Hiraukan Perjanjian, Satpol PP Cianjur Akhirnya Bongkar Paksa 26 PKL Di Cimacan -->

Iklan Semua Halaman

Header Menu

Hiraukan Perjanjian, Satpol PP Cianjur Akhirnya Bongkar Paksa 26 PKL Di Cimacan

Jumat, 19 Oktober 2018



CIANJUR - Cek Update
Setelah sempat diberi waktu selama satu minggu akhirnya pedagang kaki lima (PKL) yang berada disepanjang Jalan Raya Cimacan tepatnya di depan pusat pembelajaan pakaian Raja Fuctory Outlet (FO).Dibongkar paksa petugas Satuan Polisi Pamong Praja (Satpol PP) Kabupaten Cianjur.

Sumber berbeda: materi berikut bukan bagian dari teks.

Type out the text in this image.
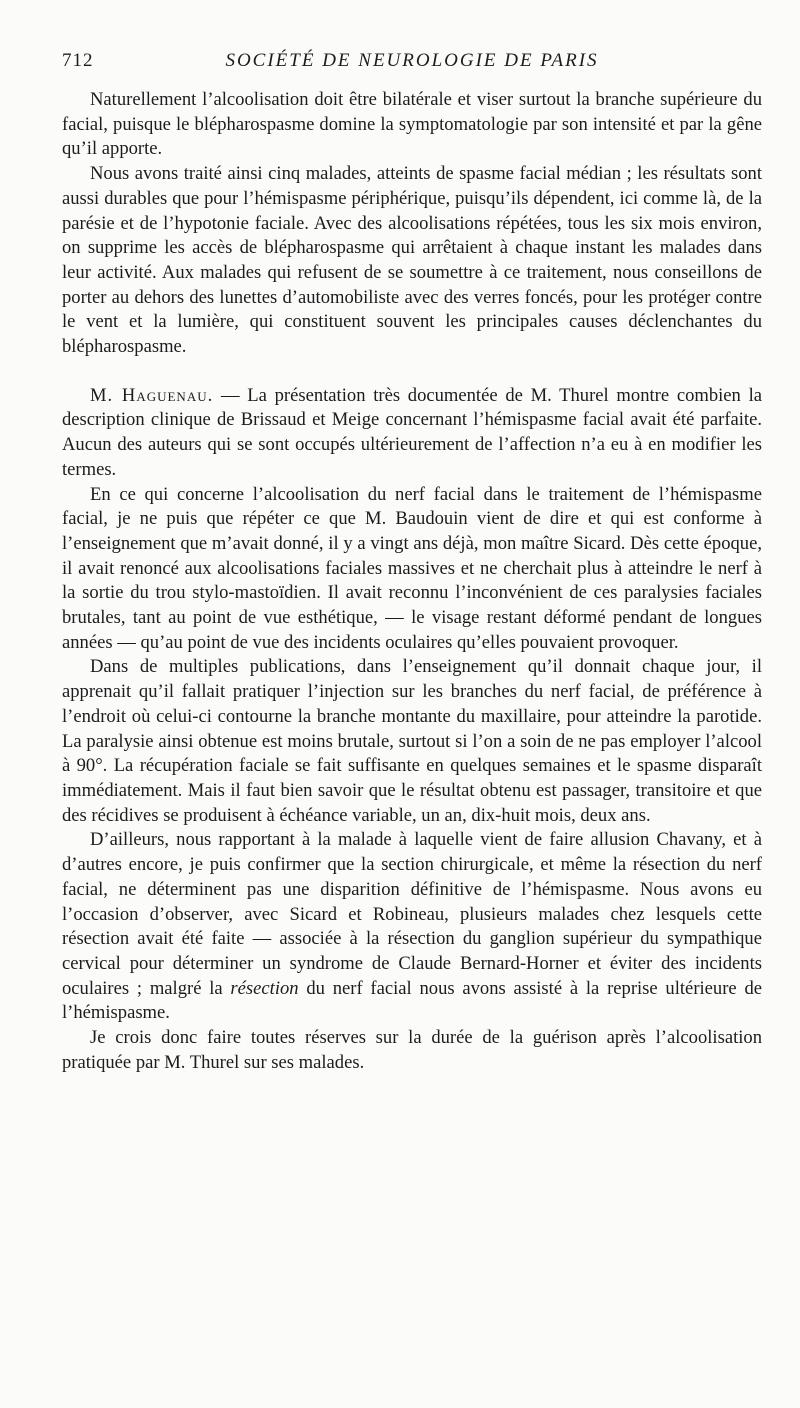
712	SOCIÉTÉ DE NEUROLOGIE DE PARIS

Naturellement l’alcoolisation doit être bilatérale et viser surtout la branche supérieure du facial, puisque le blépharospasme domine la symptomatologie par son intensité et par la gêne qu’il apporte.

Nous avons traité ainsi cinq malades, atteints de spasme facial médian ; les résultats sont aussi durables que pour l’hémispasme périphérique, puisqu’ils dépendent, ici comme là, de la parésie et de l’hypotonie faciale. Avec des alcoolisations répétées, tous les six mois environ, on supprime les accès de blépharospasme qui arrêtaient à chaque instant les malades dans leur activité. Aux malades qui refusent de se soumettre à ce traitement, nous conseillons de porter au dehors des lunettes d’automobiliste avec des verres foncés, pour les protéger contre le vent et la lumière, qui constituent souvent les principales causes déclenchantes du blépharospasme.

M. Haguenau. — La présentation très documentée de M. Thurel montre combien la description clinique de Brissaud et Meige concernant l’hémispasme facial avait été parfaite. Aucun des auteurs qui se sont occupés ultérieurement de l’affection n’a eu à en modifier les termes.

En ce qui concerne l’alcoolisation du nerf facial dans le traitement de l’hémispasme facial, je ne puis que répéter ce que M. Baudouin vient de dire et qui est conforme à l’enseignement que m’avait donné, il y a vingt ans déjà, mon maître Sicard. Dès cette époque, il avait renoncé aux alcoolisations faciales massives et ne cherchait plus à atteindre le nerf à la sortie du trou stylo-mastoïdien. Il avait reconnu l’inconvénient de ces paralysies faciales brutales, tant au point de vue esthétique, — le visage restant déformé pendant de longues années — qu’au point de vue des incidents oculaires qu’elles pouvaient provoquer.

Dans de multiples publications, dans l’enseignement qu’il donnait chaque jour, il apprenait qu’il fallait pratiquer l’injection sur les branches du nerf facial, de préférence à l’endroit où celui-ci contourne la branche montante du maxillaire, pour atteindre la parotide. La paralysie ainsi obtenue est moins brutale, surtout si l’on a soin de ne pas employer l’alcool à 90°. La récupération faciale se fait suffisante en quelques semaines et le spasme disparaît immédiatement. Mais il faut bien savoir que le résultat obtenu est passager, transitoire et que des récidives se produisent à échéance variable, un an, dix-huit mois, deux ans.

D’ailleurs, nous rapportant à la malade à laquelle vient de faire allusion Chavany, et à d’autres encore, je puis confirmer que la section chirurgicale, et même la résection du nerf facial, ne déterminent pas une disparition définitive de l’hémispasme. Nous avons eu l’occasion d’observer, avec Sicard et Robineau, plusieurs malades chez lesquels cette résection avait été faite — associée à la résection du ganglion supérieur du sympathique cervical pour déterminer un syndrome de Claude Bernard-Horner et éviter des incidents oculaires ; malgré la résection du nerf facial nous avons assisté à la reprise ultérieure de l’hémispasme.

Je crois donc faire toutes réserves sur la durée de la guérison après l’alcoolisation pratiquée par M. Thurel sur ses malades.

Berdasarkan pantauan Cek Update di lapangan, pembokaran kios-kios semi permanen yang diduga berdiri diatas saluran air itu dimulai sejak pukul 09.00 WIB.

Tampak ratusan petugas gabungan terdiri dari TNI, Polri dan Petugas Pemadam Kebakaran (Damkar) Kabupaten Cianjur. Dikerahkan untuk mengamankan situasi.

Kepala Bidang (Kabid) Penindakan Perda (Gakda) Robby Erlangga mengatakan, pembokaran lapak PKL tersebut sudah berdasarkan kesepakatan yang di buat dan disepakati satu minggu yang lalu.

"Kesepakatan pembongkaran lapak tersebut sudah dibuat 11 Oktober yang lalu bersama koordinator PKL dan Pimpinan Daerah," tuturnya kepada para awak media Jum,at (19/10/2018).


Namun pada kenyataannya lanjut Kabid, pihak pedagang kaki lima sampai dengan waktu yang sudah ditentukan yaitu tanggal 18 Oktober 2018.Tetap tidak membongkar lapak dagangannya.

"Jadi hari ini kami bersama tim pembongkaran bangunan liar Kabupaten Cianjur,membongkar secara paksa bangunan tersebut," paparnya.

Sementara itu Wakil Bupati Cianjur Herman Suherman mengatakan,kegiatan pembongkaran lapak pedagang kaki lima tersebut,sudah berdasarkan kesepatan yang buat satu minggu yang lalu.

"Jadi alhamdulilah pembongkaran ini berjalan secara aman dan tertib tidak ada perlawanan, karena sudah ada perjanjian antara Kami dan Koordinator pedagang,"terangnya.

Walaupun diakui Herman, proses penertiban bangunan liar tersebut sempat mengalami beberapa kendala.Namun berkat kekompakan semua unsur pimpinan daerah mulai dari TNI dan POLRI.Proses penertiban tersebut berjalan dengan lancar. "Dan alhamdulilah hasilnya seperti ini,"tukasnya.

Herman menambahkan,saat ini sebanyak 26 pedangan yang terkena dampak penggusuran rencananya akan di relokasi ke Basemant Pasar Cipanas. "Jadi kita akan berikan lapak secara gratis selama satu tahun," tambahnya.